Do we have to count the time employees spend on unpaid maternity and parental leave as service for purposes of accruing vacation and other benefits based on the length of their employment?
Calculation of maternity and parental leave time depends on 3 things:
- What Your Province’s Employment Standards Laws Require
All jurisdictions require employers to reinstate returning employees to their former or a comparable position with no loss of wages or benefits. But rules differ on whether time spent on maternity and parental leave counts toward accruing wages, benefits and/or seniority. The basic question: Do employees get the benefits they received before going on leave or the increases they would have earned had they not gone on leave to begin with?
- In Alberta, New Brunswick, Newfoundland and Nova Scotia, returning employees are entitled only to their pre-leave wages and benefits;
- In Manitoba, Saskatchewan, the territories and under federal law, employees get the wages and benefit increases they’d have received if they hadn’t gone on leave; and
- In BC, Ontario and Québec, returning employees get wage increases but not other employment standards benefits they might have accrued if they hadn’t taken leave.

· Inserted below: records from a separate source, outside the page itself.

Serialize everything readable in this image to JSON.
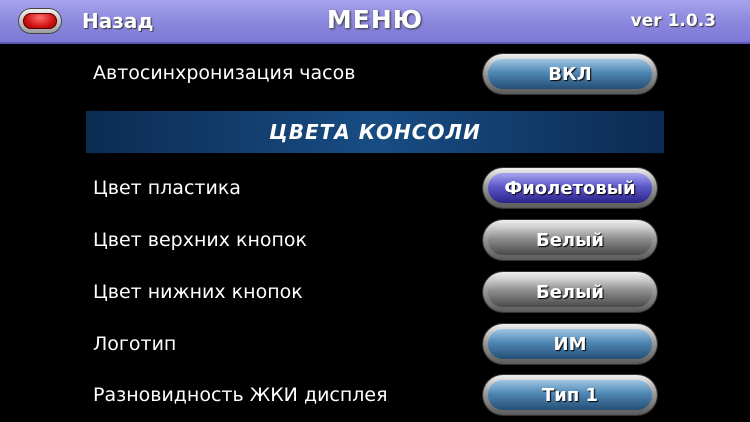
{
  "header": {
    "back_label": "Назад",
    "title": "МЕНЮ",
    "version": "ver 1.0.3"
  },
  "settings": {
    "clock_sync": {
      "label": "Автосинхронизация часов",
      "value": "ВКЛ"
    },
    "section_title": "ЦВЕТА КОНСОЛИ",
    "plastic_color": {
      "label": "Цвет пластика",
      "value": "Фиолетовый"
    },
    "top_buttons_color": {
      "label": "Цвет верхних кнопок",
      "value": "Белый"
    },
    "bottom_buttons_color": {
      "label": "Цвет нижних кнопок",
      "value": "Белый"
    },
    "logo": {
      "label": "Логотип",
      "value": "ИМ"
    },
    "lcd_type": {
      "label": "Разновидность ЖКИ дисплея",
      "value": "Тип 1"
    }
  },
  "colors": {
    "header": "#8f8be0",
    "banner": "#184d84",
    "button_blue": "#4f87b4",
    "button_purple": "#5d58c8",
    "button_gray": "#8e8e8e",
    "back_red": "#d11414"
  }
}
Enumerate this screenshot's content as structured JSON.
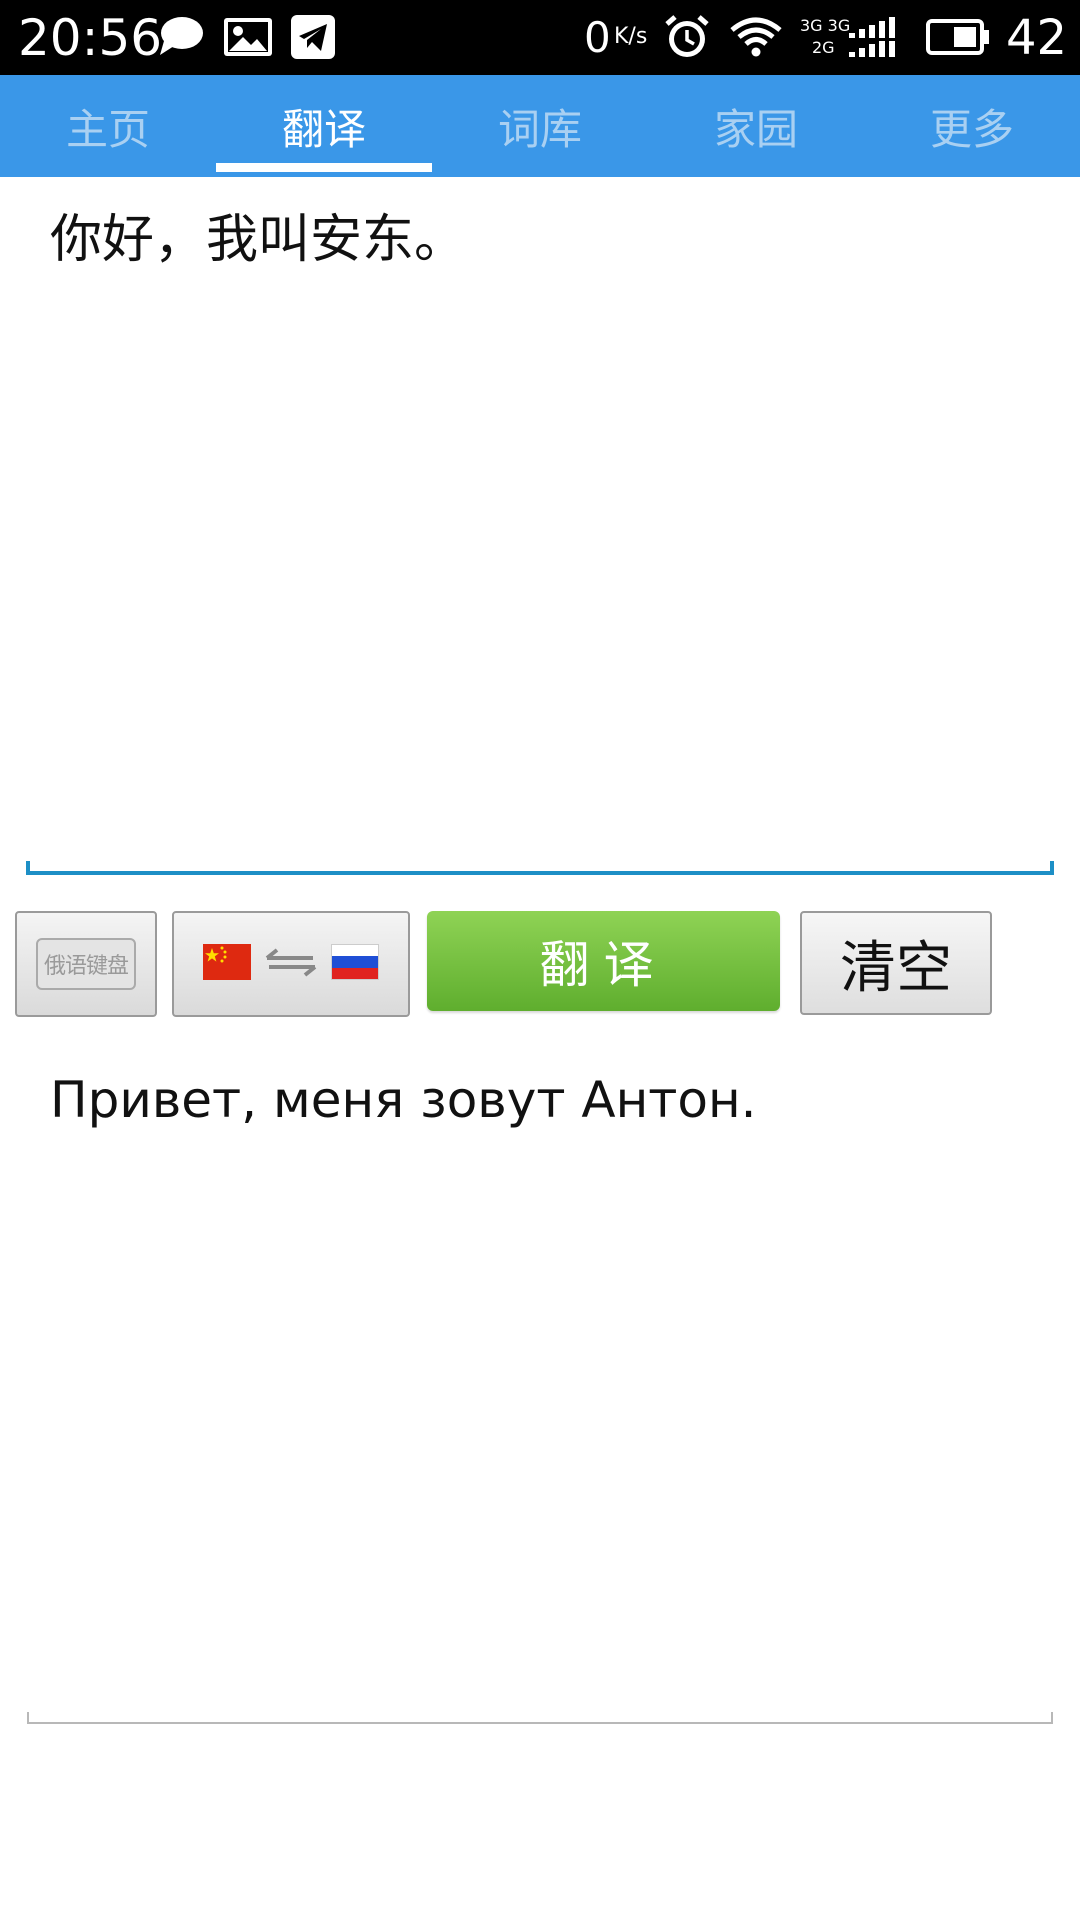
{
  "status_bar": {
    "time": "20:56",
    "net_speed_value": "0",
    "net_speed_unit": "K/s",
    "network_top": "3G 3G",
    "network_bottom": "2G",
    "battery_level": "42",
    "icons": [
      "chat-bubble-icon",
      "gallery-icon",
      "telegram-icon",
      "alarm-icon",
      "wifi-icon",
      "signal-icon",
      "battery-icon"
    ]
  },
  "tabs": [
    {
      "label": "主页",
      "active": false
    },
    {
      "label": "翻译",
      "active": true
    },
    {
      "label": "词库",
      "active": false
    },
    {
      "label": "家园",
      "active": false
    },
    {
      "label": "更多",
      "active": false
    }
  ],
  "input": {
    "value": "你好，我叫安东。"
  },
  "buttons": {
    "keyboard_label": "俄语键盘",
    "swap_from": "chinese-flag-icon",
    "swap_to": "russian-flag-icon",
    "translate_label": "翻译",
    "clear_label": "清空"
  },
  "output": {
    "text": "Привет, меня зовут Антон."
  },
  "colors": {
    "tab_bar": "#3a97e8",
    "tab_active": "#ffffff",
    "tab_inactive": "#a9d0f2",
    "translate_button": "#6cbf3a",
    "input_underline": "#1d8fc6"
  }
}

- What the Employment Contract Says
Remember that employment standards are minimum requirements and that employers may provide for more generous benefits. So you need to check the maternity and parental leave provisions in the employee’s employment contract or collective agreement (as well as the plan documents of any benefit plans in which the employee participates).
- The Discrimination Risk Factors
Just because you’re not obligated under employment standards laws or contracts to count leave toward benefits accrual doesn’t mean you shouldn’t do so. Keep in mind that by excluding maternity and/or parental leave from service time you run the risk of being sued for gender and family status discrimination.

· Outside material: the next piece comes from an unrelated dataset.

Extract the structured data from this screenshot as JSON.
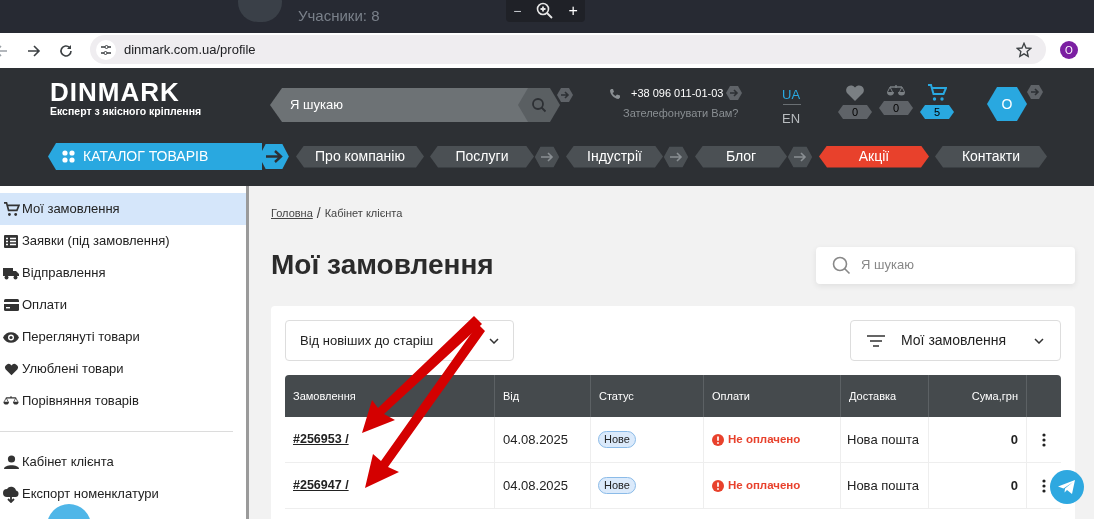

Excluding Parental Leave Is Family Discrimination
A BC employer learned this lesson the hard way. The trouble began when an employee took parental leave and the employer didn’t count the time as hours of service. As a result, the employee didn’t have the 1,000 hours required for 4weeks’ paid vacation. The employee claimed family status discrimination and the BC Human Rights Tribunal agreed.

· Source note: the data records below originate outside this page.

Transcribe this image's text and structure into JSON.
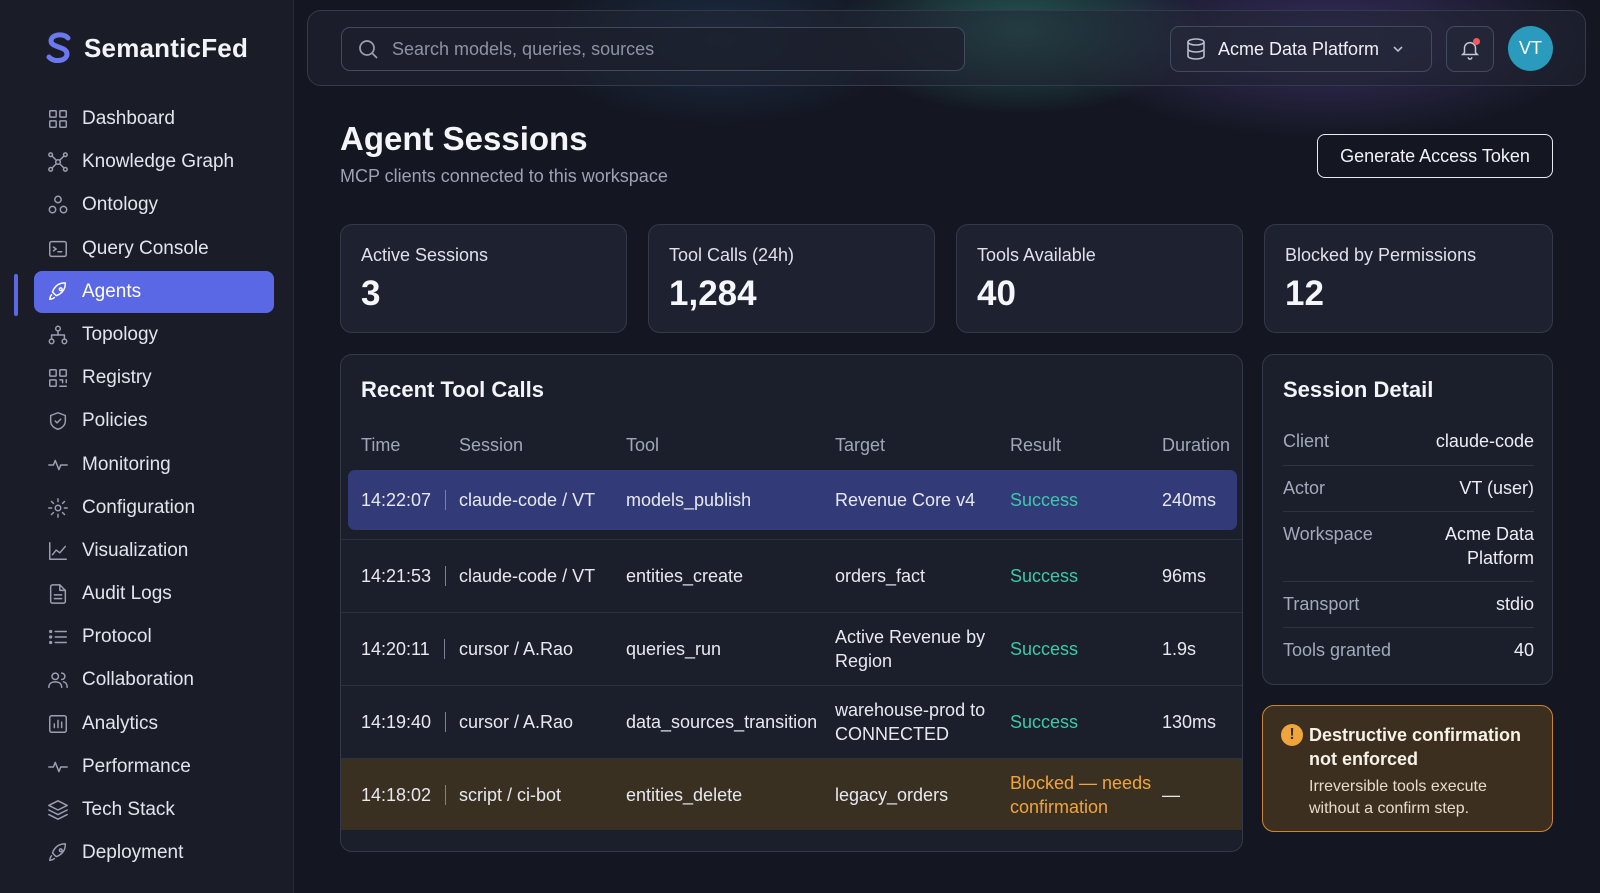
{
  "brand": {
    "name": "SemanticFed",
    "accent": "#5b68e6"
  },
  "sidebar": {
    "items": [
      {
        "label": "Dashboard",
        "icon": "grid-icon"
      },
      {
        "label": "Knowledge Graph",
        "icon": "graph-icon"
      },
      {
        "label": "Ontology",
        "icon": "ontology-icon"
      },
      {
        "label": "Query Console",
        "icon": "terminal-icon"
      },
      {
        "label": "Agents",
        "icon": "rocket-icon",
        "active": true
      },
      {
        "label": "Topology",
        "icon": "topology-icon"
      },
      {
        "label": "Registry",
        "icon": "registry-icon"
      },
      {
        "label": "Policies",
        "icon": "shield-check-icon"
      },
      {
        "label": "Monitoring",
        "icon": "activity-icon"
      },
      {
        "label": "Configuration",
        "icon": "gear-icon"
      },
      {
        "label": "Visualization",
        "icon": "line-chart-icon"
      },
      {
        "label": "Audit Logs",
        "icon": "file-text-icon"
      },
      {
        "label": "Protocol",
        "icon": "list-icon"
      },
      {
        "label": "Collaboration",
        "icon": "users-icon"
      },
      {
        "label": "Analytics",
        "icon": "bar-chart-icon"
      },
      {
        "label": "Performance",
        "icon": "pulse-icon"
      },
      {
        "label": "Tech Stack",
        "icon": "layers-icon"
      },
      {
        "label": "Deployment",
        "icon": "rocket-icon"
      }
    ]
  },
  "topbar": {
    "search_placeholder": "Search models, queries, sources",
    "workspace": "Acme Data Platform",
    "avatar_initials": "VT"
  },
  "page": {
    "title": "Agent Sessions",
    "subtitle": "MCP clients connected to this workspace",
    "token_button": "Generate Access Token"
  },
  "stats": [
    {
      "label": "Active Sessions",
      "value": "3"
    },
    {
      "label": "Tool Calls (24h)",
      "value": "1,284"
    },
    {
      "label": "Tools Available",
      "value": "40"
    },
    {
      "label": "Blocked by Permissions",
      "value": "12"
    }
  ],
  "tool_calls": {
    "title": "Recent Tool Calls",
    "headers": [
      "Time",
      "Session",
      "Tool",
      "Target",
      "Result",
      "Duration"
    ],
    "rows": [
      {
        "time": "14:22:07",
        "session": "claude-code / VT",
        "tool": "models_publish",
        "target": "Revenue Core v4",
        "result": "Success",
        "duration": "240ms"
      },
      {
        "time": "14:21:53",
        "session": "claude-code / VT",
        "tool": "entities_create",
        "target": "orders_fact",
        "result": "Success",
        "duration": "96ms"
      },
      {
        "time": "14:20:11",
        "session": "cursor / A.Rao",
        "tool": "queries_run",
        "target": "Active Revenue by Region",
        "result": "Success",
        "duration": "1.9s"
      },
      {
        "time": "14:19:40",
        "session": "cursor / A.Rao",
        "tool": "data_sources_transition",
        "target": "warehouse-prod to CONNECTED",
        "result": "Success",
        "duration": "130ms"
      },
      {
        "time": "14:18:02",
        "session": "script / ci-bot",
        "tool": "entities_delete",
        "target": "legacy_orders",
        "result": "Blocked — needs confirmation",
        "duration": "—"
      }
    ]
  },
  "session_detail": {
    "title": "Session Detail",
    "fields": [
      {
        "key": "Client",
        "value": "claude-code"
      },
      {
        "key": "Actor",
        "value": "VT (user)"
      },
      {
        "key": "Workspace",
        "value": "Acme Data Platform"
      },
      {
        "key": "Transport",
        "value": "stdio"
      },
      {
        "key": "Tools granted",
        "value": "40"
      }
    ]
  },
  "alert": {
    "title": "Destructive confirmation not enforced",
    "body": "Irreversible tools execute without a confirm step.",
    "color": "#f0a53c"
  }
}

Explanation: Not counting parental leave toward vacation service wasn’t the problem; the reason the policy was discriminatory is that the policy was inconsistent with the company’s policies for other leaves. Thus, counting time for sick, bereavement and jury duty but not for parental leave was evidence of family status discrimination, according to the Tribunal.
Excluding Maternity Leave Is Not Gender Discrimination
Of course, the discrimination argument doesn’t always work. Consider the case of Public Service of Canada’s basing vacation and other benefits accrual on paid time. Since maternity leave time was unpaid, it didn’t count. Female employees claimed gender discrimination but the federal court said no dice.
Explanation: As in Beaton, consistency was the key to the case. But unlike in Beaton, the policy of excluding leave time applied to all forms of unpaid leave, including military service and personal needs or education leave. The other consistency among the policies is that they all did count leave time toward job security and salary increases. So the court found the policy fair and dismissed the employee’s sex discrimination complaint.